Success in politics, whether as a candidate, an incumbent, or a political activist, depends, in part, on events. Events are important because they force good things to happen. 

Events provide great leverage. Any candidate, activist, or elected official who isn’t planning a series of events is missing major opportunities.

Events are hard work. But events such as speeches, fundraising dinners, debates, hearings, panel discussions, town or neighborhood meetings, press conferences, media interviews, rallies, celebrations, etc., all can help those involved in politics make progress for their campaigns or causes.

What happens when you schedule an event? You are forced to:

  • Get people involved
  • Establish policy and clarify positions
  • Prepare communications materials, focus your messages and hone your arguments
  • Interact with the media
  • Develop contact information and mailing lists
  • Pull together people in good causes

Those are all very positive things for a candidate or an office holder. Most political leaders develop important policy positions when they are writing speeches or preparing for media interviews. Giving a speech forces you to grapple with the key issues and to develop your policy and positions. Holding a fundraising event not only nets you some campaign cash, but it provides a lot of good exposure and forces you to get organized and get supporters helping. Holding a rally gets people involved, shows who is committed, energizes supporters and provides new mailing lists.

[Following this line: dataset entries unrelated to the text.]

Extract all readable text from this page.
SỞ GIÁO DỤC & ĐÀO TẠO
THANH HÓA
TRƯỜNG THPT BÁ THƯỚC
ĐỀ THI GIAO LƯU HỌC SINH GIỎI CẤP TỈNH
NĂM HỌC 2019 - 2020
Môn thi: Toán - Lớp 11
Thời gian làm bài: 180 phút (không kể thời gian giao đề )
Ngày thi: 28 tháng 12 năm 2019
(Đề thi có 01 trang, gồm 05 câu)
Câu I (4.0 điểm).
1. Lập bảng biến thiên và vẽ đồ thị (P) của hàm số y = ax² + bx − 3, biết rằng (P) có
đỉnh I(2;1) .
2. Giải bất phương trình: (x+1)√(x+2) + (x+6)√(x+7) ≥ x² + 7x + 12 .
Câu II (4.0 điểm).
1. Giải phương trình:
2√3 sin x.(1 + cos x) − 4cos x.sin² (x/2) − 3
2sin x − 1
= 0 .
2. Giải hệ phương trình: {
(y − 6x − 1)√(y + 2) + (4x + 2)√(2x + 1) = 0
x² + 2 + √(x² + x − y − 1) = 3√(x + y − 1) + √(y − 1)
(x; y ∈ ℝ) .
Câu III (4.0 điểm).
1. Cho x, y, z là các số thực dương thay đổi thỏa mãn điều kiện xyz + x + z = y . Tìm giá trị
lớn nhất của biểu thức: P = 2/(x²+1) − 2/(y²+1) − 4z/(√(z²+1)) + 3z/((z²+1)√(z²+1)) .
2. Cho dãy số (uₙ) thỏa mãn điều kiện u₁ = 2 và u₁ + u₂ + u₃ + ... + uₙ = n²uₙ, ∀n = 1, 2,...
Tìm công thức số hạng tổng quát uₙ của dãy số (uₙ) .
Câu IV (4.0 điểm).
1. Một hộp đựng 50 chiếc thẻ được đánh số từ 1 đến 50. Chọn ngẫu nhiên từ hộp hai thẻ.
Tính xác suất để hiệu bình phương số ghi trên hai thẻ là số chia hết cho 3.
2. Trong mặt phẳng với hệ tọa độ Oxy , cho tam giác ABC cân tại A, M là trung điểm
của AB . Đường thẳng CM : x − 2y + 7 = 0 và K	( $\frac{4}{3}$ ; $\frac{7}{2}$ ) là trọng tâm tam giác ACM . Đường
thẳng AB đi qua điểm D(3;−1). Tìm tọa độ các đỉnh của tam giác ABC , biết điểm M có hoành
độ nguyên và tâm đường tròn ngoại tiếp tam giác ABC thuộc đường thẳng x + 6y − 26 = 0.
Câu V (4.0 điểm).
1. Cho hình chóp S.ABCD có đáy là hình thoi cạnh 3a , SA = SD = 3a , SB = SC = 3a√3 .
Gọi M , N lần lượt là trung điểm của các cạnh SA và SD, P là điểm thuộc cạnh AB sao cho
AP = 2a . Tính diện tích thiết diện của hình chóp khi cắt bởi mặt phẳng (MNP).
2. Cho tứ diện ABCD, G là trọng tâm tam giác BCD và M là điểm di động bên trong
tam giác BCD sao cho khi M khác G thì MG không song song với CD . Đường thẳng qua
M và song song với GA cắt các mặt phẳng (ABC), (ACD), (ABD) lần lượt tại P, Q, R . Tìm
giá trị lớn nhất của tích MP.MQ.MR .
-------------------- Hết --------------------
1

Without events, not much happens in politics. But it’s surprising how many political leaders at all levels, especially after they’re elected, don’t go out of their way to proactively plan events. They attend their regular meetings and take what speeches and other opportunities are offered them, but they aren’t aggressively creating events. More good event opportunities exist than most politicians realize. It just takes a little creativity. The old political maxim that events drive politics is true.